Law Society objects to onus of proof reversal
The Law Society has raised issues with a Queensland Parliamentary committee

The Queensland Law Society has raised worries about about reversal of the onus on proof in proposed dangerous goods carriage reforms.

The State Government proposes a change the Transport Operations (Road Use Management) Act 1995 to prohibit the carriage of a placard load of dangerous goods through tunnels.

Of concern is that the onus of proof is reversed in proposed s84A(3):

"(3) In the absence of proof to the contrary— (a) a motor vehicle is proved to be carrying a placard load if there is evidence of a placard placed on the vehicle or on a thing carried by the vehicle; and

"(b) a placard load prohibited sign at or before the entrance to a tunnel is taken to be clearly visible to a person entering the tunnel."

The Government points to enforcement issues as a reason for this aspect of the change.

"It is very difficult for enforcement patrols to be effective in tunnel environments where there are high volumes of traffic and no physical space to stop vehicles," it says in amendment’s explanatory notes.

"As such, it is considered that camera-detection of these offences, based on the presence of a dangerous goods placard, is the most effective method."

In expanding on the issue the notes do touch on some defences.

"The matter to be proved (whether a vehicle is carrying dangerous goods) is peculiarly within the defendant's knowledge, as the driver of a vehicle is in the best position to know whether their vehicle is or is not carrying dangerous goods," they say.

"Given the nature of dangerous goods, it is very difficult for enforcement officers on the roadside to test whether a vehicle is carrying dangerous goods.
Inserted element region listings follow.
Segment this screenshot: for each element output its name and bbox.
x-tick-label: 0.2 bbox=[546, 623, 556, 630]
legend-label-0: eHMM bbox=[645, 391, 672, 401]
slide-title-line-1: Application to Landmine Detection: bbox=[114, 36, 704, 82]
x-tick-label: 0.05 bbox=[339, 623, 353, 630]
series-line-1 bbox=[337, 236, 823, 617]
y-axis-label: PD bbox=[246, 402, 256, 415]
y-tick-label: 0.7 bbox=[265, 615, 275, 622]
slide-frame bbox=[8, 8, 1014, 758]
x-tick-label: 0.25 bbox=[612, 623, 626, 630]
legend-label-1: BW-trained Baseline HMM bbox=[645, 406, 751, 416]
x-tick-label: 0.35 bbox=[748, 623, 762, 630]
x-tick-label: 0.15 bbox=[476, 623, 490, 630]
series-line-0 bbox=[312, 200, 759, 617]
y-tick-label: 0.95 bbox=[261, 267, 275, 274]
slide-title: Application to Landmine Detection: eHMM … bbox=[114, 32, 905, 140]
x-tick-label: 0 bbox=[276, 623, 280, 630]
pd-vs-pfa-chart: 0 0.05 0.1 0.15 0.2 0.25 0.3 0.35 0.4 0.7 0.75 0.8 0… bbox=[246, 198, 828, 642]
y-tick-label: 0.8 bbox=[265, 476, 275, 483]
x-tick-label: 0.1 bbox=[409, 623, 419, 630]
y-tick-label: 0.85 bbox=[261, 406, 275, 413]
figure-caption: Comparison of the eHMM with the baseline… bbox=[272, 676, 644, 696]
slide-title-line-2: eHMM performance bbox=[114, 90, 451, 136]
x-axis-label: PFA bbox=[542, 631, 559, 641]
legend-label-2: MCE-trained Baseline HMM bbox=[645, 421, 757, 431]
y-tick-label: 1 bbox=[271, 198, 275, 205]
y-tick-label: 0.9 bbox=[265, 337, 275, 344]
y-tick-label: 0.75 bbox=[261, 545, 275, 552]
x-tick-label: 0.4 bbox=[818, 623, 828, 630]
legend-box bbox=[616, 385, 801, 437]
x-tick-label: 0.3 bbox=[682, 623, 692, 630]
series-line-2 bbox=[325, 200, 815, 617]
Even if a vehicle is suspected of carrying dangerous goods, it would often require technical or forensic experts to be able to determine whether the goods being carried are dangerous goods and the engagement of these experts would incur considerable expense.

"A defendant is able to produce evidence during the enforcement or prosecution phase to prove that they were not carrying dangerous goods (including transport documentation showing that the goods had already been delivered). An infringement notice would not be issued or a prosecution would not proceed if the evidence supported the defendant's assertions."

But the Law Society remains unconvinced.

"The Society is concerned with the reversal of the onus in criminal law legislation, noting it appears to be an ineffective process by which all potential defendants are notified, and then would need to show that they did not fall foul of the legislation at the time," it says in its submission to the Queensland Parliament’s Transport Housing and Local Government Committee.

"We consider that stating it would be difficult to enforce within tunnels (noting that such measures can equally be taken at the exit points of tunnels), or expensive for the state to prove its case is not sufficient justification for reversing the onus.

"This proposal appears to be a way of relying on cameras together with a reverse onus to replace traditional policing enforcement methods, but at the expense of traditional rights as they should apply in criminal matters."

The committee will hold a public hearing on May 21 and will table its response on June 30.